Today, I want to talk about this new wine cocktail I tried called Lemon & Elderflower Champagne Wine Cocktail. The cocktail came beautifully garnished with a lemon zest, a couple blackberries, and… A twig of thyme. That’s right, thyme! I first thought this might have been a mistake, a prank. Perhaps the bartender meant to grab a straw… I mean, thyme? In a drink? Then again, to each their own, people enjoy a basil martini. So thyme in Champagne doesn’t seem too farfetched after all. Lo and behold, the subtle taste of thyme, along with the green and slightly floral profile of the elderflower, transported me to the south of France! Pretty cheap airfare when you think about it ;) It totally works! But for what it’s worth, I tried the basil martini and I didn’t like it. I prefer my basil on a margarita pizza.

So without any further ado, here is how it’s done!

Champagne Wine Cocktail Recipe

  1. 4 oz of champagne chilled
  2. 1 oz pf elderflower liqueur
  3. 1/2 oz of fresh squeezed lemon juice
  4. A twig of thyme for garnish and subtile herbal taste (optional)
  5. Blackberries, and a lemon zest for garnish
  • 1. Pour the champagne, elderflower liqueur, and lemon juice in a Champagne flute or coupe.
  • 2. Garnish with fresh blackberries, lemon zest, and thyme if desired.

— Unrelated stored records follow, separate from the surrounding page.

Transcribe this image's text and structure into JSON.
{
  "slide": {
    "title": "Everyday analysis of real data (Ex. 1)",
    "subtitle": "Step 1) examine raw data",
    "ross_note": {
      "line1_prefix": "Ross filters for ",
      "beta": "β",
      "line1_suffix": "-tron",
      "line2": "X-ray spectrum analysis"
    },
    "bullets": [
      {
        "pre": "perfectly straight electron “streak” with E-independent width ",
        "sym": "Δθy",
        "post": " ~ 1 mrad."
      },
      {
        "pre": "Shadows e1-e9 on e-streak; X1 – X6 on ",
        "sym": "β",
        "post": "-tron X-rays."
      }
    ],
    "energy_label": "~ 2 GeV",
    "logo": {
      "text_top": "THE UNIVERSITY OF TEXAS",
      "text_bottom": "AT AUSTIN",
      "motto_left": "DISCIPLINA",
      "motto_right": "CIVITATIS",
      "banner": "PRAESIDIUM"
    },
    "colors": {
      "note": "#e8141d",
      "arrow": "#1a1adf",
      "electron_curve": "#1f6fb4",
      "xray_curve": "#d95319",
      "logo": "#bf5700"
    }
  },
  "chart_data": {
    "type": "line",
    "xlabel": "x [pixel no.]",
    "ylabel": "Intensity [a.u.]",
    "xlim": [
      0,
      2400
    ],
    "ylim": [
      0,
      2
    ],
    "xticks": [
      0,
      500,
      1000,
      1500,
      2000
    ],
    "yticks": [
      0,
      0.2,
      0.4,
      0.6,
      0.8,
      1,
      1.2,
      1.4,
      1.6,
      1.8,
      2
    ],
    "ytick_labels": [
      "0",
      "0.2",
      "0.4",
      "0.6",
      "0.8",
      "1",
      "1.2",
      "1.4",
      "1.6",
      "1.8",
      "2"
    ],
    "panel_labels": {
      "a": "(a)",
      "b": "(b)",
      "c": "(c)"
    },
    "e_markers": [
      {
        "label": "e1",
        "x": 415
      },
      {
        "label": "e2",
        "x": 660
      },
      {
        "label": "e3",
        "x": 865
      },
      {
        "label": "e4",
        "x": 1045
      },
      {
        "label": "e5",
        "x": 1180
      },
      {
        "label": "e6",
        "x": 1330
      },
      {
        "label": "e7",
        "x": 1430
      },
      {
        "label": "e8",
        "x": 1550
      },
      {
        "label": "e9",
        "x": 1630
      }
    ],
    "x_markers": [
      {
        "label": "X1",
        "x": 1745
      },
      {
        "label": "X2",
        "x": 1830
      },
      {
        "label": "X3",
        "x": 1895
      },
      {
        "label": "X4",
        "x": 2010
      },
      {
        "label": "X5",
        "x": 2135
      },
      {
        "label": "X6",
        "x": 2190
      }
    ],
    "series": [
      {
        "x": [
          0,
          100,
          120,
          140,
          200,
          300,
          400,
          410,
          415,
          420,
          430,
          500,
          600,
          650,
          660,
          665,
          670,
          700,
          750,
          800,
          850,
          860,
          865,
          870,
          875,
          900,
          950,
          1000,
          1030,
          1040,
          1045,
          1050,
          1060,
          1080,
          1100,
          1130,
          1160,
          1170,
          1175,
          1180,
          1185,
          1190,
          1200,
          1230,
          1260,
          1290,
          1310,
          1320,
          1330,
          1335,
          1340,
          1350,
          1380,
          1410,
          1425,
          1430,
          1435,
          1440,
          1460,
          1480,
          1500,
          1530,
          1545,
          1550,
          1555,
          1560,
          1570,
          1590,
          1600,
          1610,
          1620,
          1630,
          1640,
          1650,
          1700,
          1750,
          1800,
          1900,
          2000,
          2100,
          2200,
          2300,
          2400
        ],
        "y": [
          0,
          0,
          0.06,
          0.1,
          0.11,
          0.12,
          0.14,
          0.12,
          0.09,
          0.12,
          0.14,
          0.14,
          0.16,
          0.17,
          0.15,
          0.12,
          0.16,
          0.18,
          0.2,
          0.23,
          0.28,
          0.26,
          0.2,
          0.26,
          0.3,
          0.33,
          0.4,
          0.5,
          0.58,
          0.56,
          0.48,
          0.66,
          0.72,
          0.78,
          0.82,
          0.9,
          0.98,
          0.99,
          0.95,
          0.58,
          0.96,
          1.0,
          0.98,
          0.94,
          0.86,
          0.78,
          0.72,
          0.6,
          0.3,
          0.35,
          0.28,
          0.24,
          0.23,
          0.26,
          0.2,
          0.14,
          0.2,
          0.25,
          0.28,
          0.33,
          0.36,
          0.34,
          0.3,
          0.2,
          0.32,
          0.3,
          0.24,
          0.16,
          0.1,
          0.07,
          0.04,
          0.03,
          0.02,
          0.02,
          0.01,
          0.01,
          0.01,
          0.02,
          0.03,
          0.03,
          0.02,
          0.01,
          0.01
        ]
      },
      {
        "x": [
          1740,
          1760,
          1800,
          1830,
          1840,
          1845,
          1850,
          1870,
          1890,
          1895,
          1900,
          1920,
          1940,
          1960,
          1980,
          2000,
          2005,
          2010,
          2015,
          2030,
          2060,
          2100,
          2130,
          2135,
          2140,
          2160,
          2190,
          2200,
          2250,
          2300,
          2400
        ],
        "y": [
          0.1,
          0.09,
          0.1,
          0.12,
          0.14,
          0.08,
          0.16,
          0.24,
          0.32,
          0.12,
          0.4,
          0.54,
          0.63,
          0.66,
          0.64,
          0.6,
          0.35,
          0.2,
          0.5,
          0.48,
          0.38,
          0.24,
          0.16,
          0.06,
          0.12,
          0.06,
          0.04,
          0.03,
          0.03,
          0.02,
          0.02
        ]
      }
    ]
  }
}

Enjoy!

Some Champagne Facts

Champagne comes in different forms and it all comes down to sweetness and bubble size. Yes, you heard me… Bubble size. The carbonation in Champagne will vary from one brand to the other. The fewer impurities in the still wine and the cooler the cellar in which this fermentation occurs, the smaller the bubbles. Tiny bubbles are easy to discern as they produce a finer bead than the larger bubbles created by coarse juice, fast fermentation or carbonation. Older Champagnes always show tiny bubbles, mainly because they have aged several years and lost a significant amount of dissolved CO2. A soft carbonation level like the one found in the Laurent Perrier Champagne makes it more enjoyable overall, and puts the focus on the taste of the Champagne itself, without the distraction.

Sweetness In Champagne

The sweetness is determined by the amount of residual sugar in the dosage – a mixture of sugar and wine added to the Champagne before the final bottling. Brut is by far the most popular. The most rasping category is brut nature, which also goes by the name zero dosage and, as the wording suggests, contains no added sugar. And it goes on from there. The following chart might help. The sweetness of a sparkling wine or Champagne ranges from:

  • Brut Nature : Totally dry (sugar content : 3 g/l* – no sugar added)
  • Extra Brut : Very dry (sugar content : 6 g/l*)
  • Brut : Dry (sugar content : 12 g/l*)
  • Extra Dry : Medium dry (sugar content : 20 g/l*)
  • Sec / Dry : Slightly sweet (sugar content : 35 g/l*)
  • Demi-Sec : Fairly sweet (sugar content : 50 g/l*)
  • Doux : Sweet (sugar content : 50+ g/l*)

* grams per liter

For reference, your run-of-the-mill soda pop has a whopping average of 110 grams of sugar per liter! Not convinced yet… Take a look at the following nutrition facts for this deliciously salubrious Champagne wine cocktail (per servings)…
  • Calories 140
  • Total Fat 0 g
  • Saturated Fat 0 g
  • Cholesterol 0 mg
  • Carbohydrate 7 g
  • Protein 0 g
  • Sodium 0 mg
  • Fiber 0 g
  • Yield: 12 servings – The more the merrier!

Now those are some nutrition facts I can live with!! Champagne is the healthiest wine of all, with moderation of course. You don’t believe me? Check out this other article I wrote about the health benefits of Champagne.

So What Kind Of Champagne Should You Use?

I personally recommend one of the first 3 Champagnes from the above list. The Elderflower syrup is pretty sweet as it is. Too much sugar will make the drink less enjoyable and in turn cause the dreaded “sugar crash.” Oh and don’t spend a fortune; there’s absolutely no reason to splurge on the most expensive bottle. It’s going to be mixed with two other ingredients, and you will not taste the difference.

So there you have it… Try this new refreshing Champagne wine cocktail on your own and let us know how it turns out.